Untuk mencari sinyal pun kami harus berjalan kaki sejauh 20 km lebih menuju kantor distrik. Melewati jalan setapak dengan kiri dan kanan hutan pohon bus dan akasia. Jalanan kering dan berdebu ketika kemarau. Namun berubah menjadi lumpur yang sangat lengket ketika musim penghujan. Jalan di sini adalah jalan lintas antar kabupaten yang dibuka sekitar tahun 90-an yang belum pernah diperbaiki sampai sekarang. Sesekali dalam perjalanan mencari sinyal saya dan teman mendengar suara burung-burung langsung dari sumbernya, alam bebas Merauke. Butuh waktu sekitar 6 jam berjalan kaki untuk sampai ke kantor distrik.melewati jembatan kayu yang yang cukup lebar untuk dapat dilewati kendaraan roda empat. Sungai yang mengalir tenang di bawahnya biasa orang-orang mencari ikan Arwana, atau pun ikan Gastor, Gabus Toraja yang lumayan terkenal di acara memancing popular di televisi.

Sebelum kantor distrik terdapat Puskesmas. Ya lagi-lagi di tengah hutan.  Di kantor distrik terdapat pemancar sinyal kecil dengan radius tidak lebih dari 5 km. Pemancar sinyal hanya menyala dari jam 6 pagi – jam 12 siang serta dari jam 6 petang – jam 12 malam. Kami pun harus menunggu malam hari untuk menelepon ataupun menghubungi keluarga yang kami tinggalkan jauh di tanah Sumatera sana.

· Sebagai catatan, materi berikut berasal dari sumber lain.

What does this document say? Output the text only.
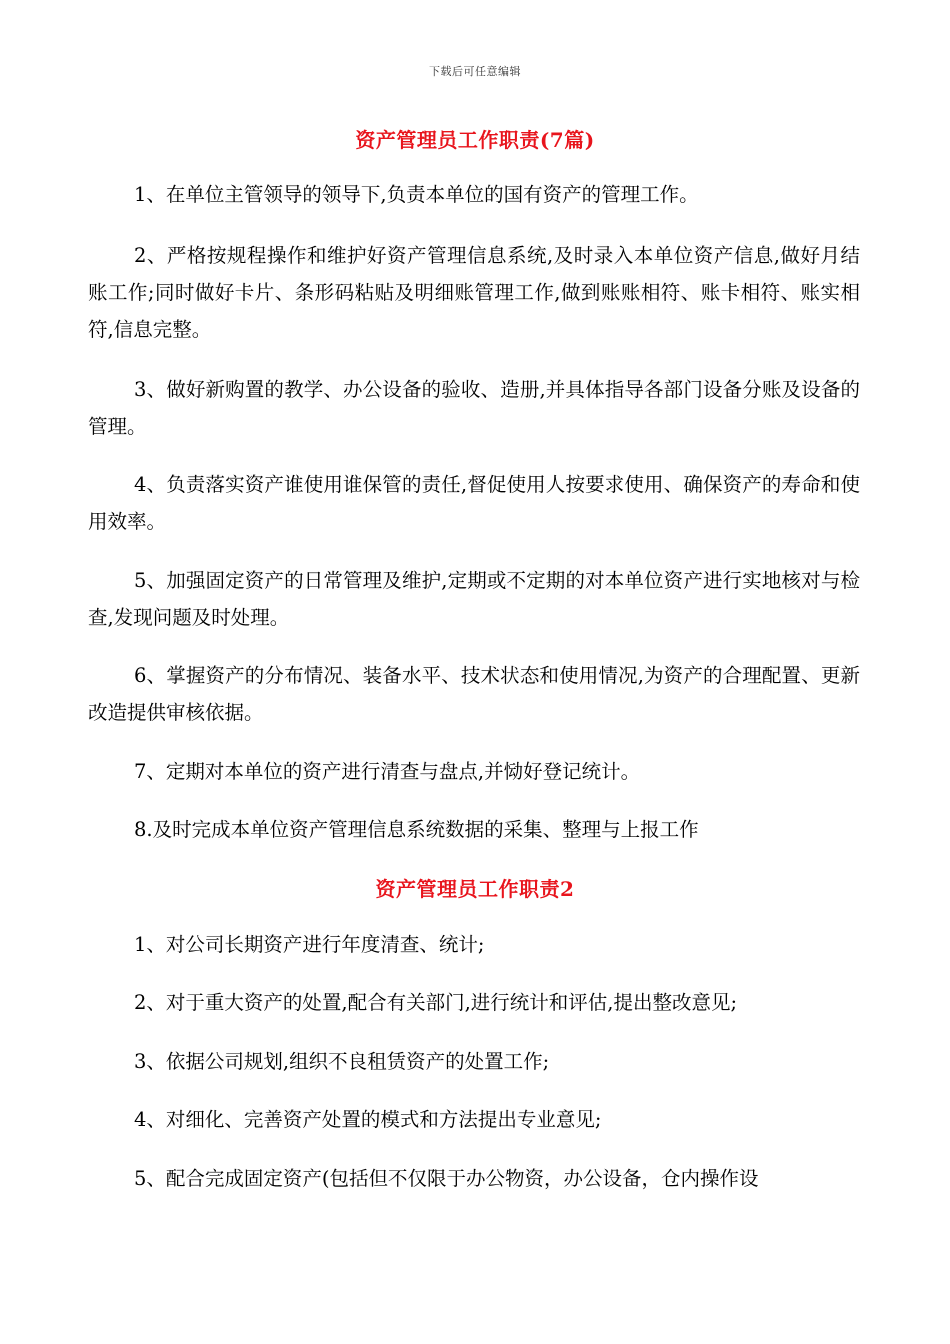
下载后可任意编辑
资产管理员工作职责(7篇)
1、在单位主管领导的领导下,负责本单位的国有资产的管理工作。
2、严格按规程操作和维护好资产管理信息系统,及时录入本单位资产信息,做好月结账工作;同时做好卡片、条形码粘贴及明细账管理工作,做到账账相符、账卡相符、账实相符,信息完整。
3、做好新购置的教学、办公设备的验收、造册,并具体指导各部门设备分账及设备的管理。
4、负责落实资产谁使用谁保管的责任,督促使用人按要求使用、确保资产的寿命和使用效率。
5、加强固定资产的日常管理及维护,定期或不定期的对本单位资产进行实地核对与检查,发现问题及时处理。
6、掌握资产的分布情况、装备水平、技术状态和使用情况,为资产的合理配置、更新改造提供审核依据。
7、定期对本单位的资产进行清查与盘点,并恸好登记统计。
8.及时完成本单位资产管理信息系统数据的采集、整理与上报工作
资产管理员工作职责2
1、对公司长期资产进行年度清查、统计;
2、对于重大资产的处置,配合有关部门,进行统计和评估,提出整改意见;
3、依据公司规划,组织不良租赁资产的处置工作;
4、对细化、完善资产处置的模式和方法提出专业意见;
5、配合完成固定资产(包括但不仅限于办公物资，办公设备，仓内操作设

Sudah lewat satu semester saya mengabdi dan mengajar di sini, SD YPK Taga Epe. Sudah kelihatan perubahan yang ditunjukkan murid-murid saya. Pada awalnya masih banyak yang malu-malu, sekarang sudah mulai percaya diri. Dari yang malas mandi pakai sabun, sudah mulai rajin pakai sabun. Jelas saja, karena saya dan teman-teman sering mandi bersama mereka di sungai sehingga kami menyediakan sabun khusus mereka mandi. Dari yang tidak bisa berhitung dan membaca, sekarang sudah mulai pandai berhitung dan membaca juga menulis. Saya mengajar murid kelas tiga dan kelas empat dalam satu kelas, tanpa ada sekat. Sekolah tempat saya bertugas hanya terdiri dari tiga ruangan kelas untuk enam kelompok belajar. Bersebelahan dengan SMP yang hanya terdiri dari satu ruangan kelas untuk tiga kelompok belajar. Halaman sekolah cukup luas, hampir dua per tiga lapangan sepakbola. Proses belajar mengajar di sekolah ini sudah lama sekali tidak berjalan efektif. Hal ini dikarenakan tidak adanya guru yang datang  mengajar. Sesekali saja ada orang kampung yang berstatus sukarelawan mengajar di sekolah. Jika tidak ada guru yang datang praktis anak-anak hanya datang ke sekolah untuk bermain. Bukan tidak ada tenaga pengajar di sini. Ada tiga guru PNS dan tiga Guru Honor daerah, tetapi mereka tidak berada di tempat tugas berbulan-bulan lamanya. Bahkan menurut penjelasan masyarakat, nanti beberapa minggu menjelang Ujian barulah guru-guru tersebut datang. Itu pun tidak semuanya yang datang.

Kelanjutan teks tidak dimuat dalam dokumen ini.